Du bist Arthrax Sundergeer.
Die Blicke, die euch folgen, lassen dir manchmal einen Schauer über den Rücken laufen. Als trainierter Krieger erkennst du auf einen Blick, dass diese mageren, müden Gestalten keine Gefahr für euch darstellen – und doch ist da dieses Gefühl einer Bedrohung, das sich nicht abschütteln lässt.

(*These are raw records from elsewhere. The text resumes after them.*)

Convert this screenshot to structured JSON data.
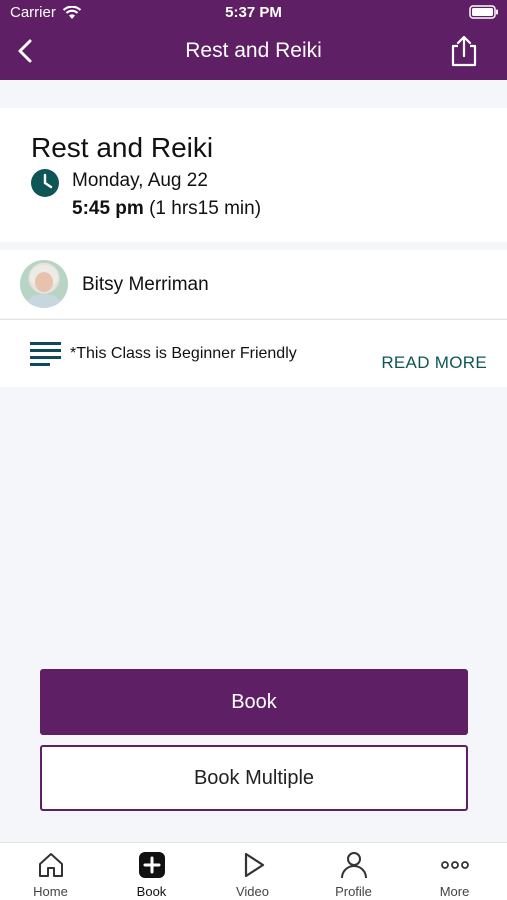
{
  "status_bar": {
    "carrier": "Carrier",
    "time": "5:37 PM"
  },
  "nav": {
    "title": "Rest and Reiki"
  },
  "class_info": {
    "title": "Rest and Reiki",
    "date": "Monday, Aug 22",
    "start_time": "5:45 pm",
    "duration": "(1 hrs15 min)"
  },
  "instructor": {
    "name": "Bitsy Merriman"
  },
  "description": {
    "text": "*This Class is Beginner Friendly",
    "read_more": "READ MORE"
  },
  "actions": {
    "book": "Book",
    "book_multiple": "Book Multiple"
  },
  "tabbar": {
    "items": [
      {
        "label": "Home",
        "icon": "home-icon"
      },
      {
        "label": "Book",
        "icon": "plus-square-icon"
      },
      {
        "label": "Video",
        "icon": "play-icon"
      },
      {
        "label": "Profile",
        "icon": "person-icon"
      },
      {
        "label": "More",
        "icon": "more-dots-icon"
      }
    ],
    "active": "Book"
  },
  "colors": {
    "brand": "#5e1f64",
    "accent": "#0e5656"
  }
}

Die Bewohner von Krabvest, dem kleinen Dörfchen jenseits der Grenze, in dem ihr momentan unterkommt, sind misstrauisch. Sie haben den Krieg bereits gesehen. Schon vor Jahren zogen plündernde Söldnergruppen durch dieses Gebiet. Ihr persönlich habt euch auf dem Weg zu eurem Ziel in das Graumeer damals nicht unnötig aufgehalten, aber von euren Bundesgenossen kann man das nicht notwendigerweise behaupten. Sie haben gestohlen, vergewaltigt und ermordet. Die Narben jener Zeit müssen noch frisch sein, sodass ihr als Fremde überall aus der Ferne beobachtet werdet.
In eurer Hörweite sagen die Menschen nichts, jedenfalls nichts von ihren wahren Gefühlen. Sie sind geradezu überfreundlich und mitteilsam, erzählen euch von den schlechten Erträgen ihrer Felder, von den Kindern, die in fernen Städten seien, und ähnliche Märchen, mit denen sie ihren Besitz und ihre Familien schützen wollen.
Du kannst die Kälte in ihrem Blick sehen, diesen Hass, den das Lächeln nie ganz kaschieren kann. Es ist ähnlich wie mit dem Meer selbst: Das Graumeer ist entgegen seines Namens Azurblau, stellenweise türkis, ein glitzerndes Wellenmeer unter der angenehm warmen Sonne. Doch du weißt, dass dieser paradiesische Anblick trügt. Es ist Kriegsgebiet, das Land eurer Feinde – und ein Reich, in dem unzählige Tote unter den Wellen versunken sind.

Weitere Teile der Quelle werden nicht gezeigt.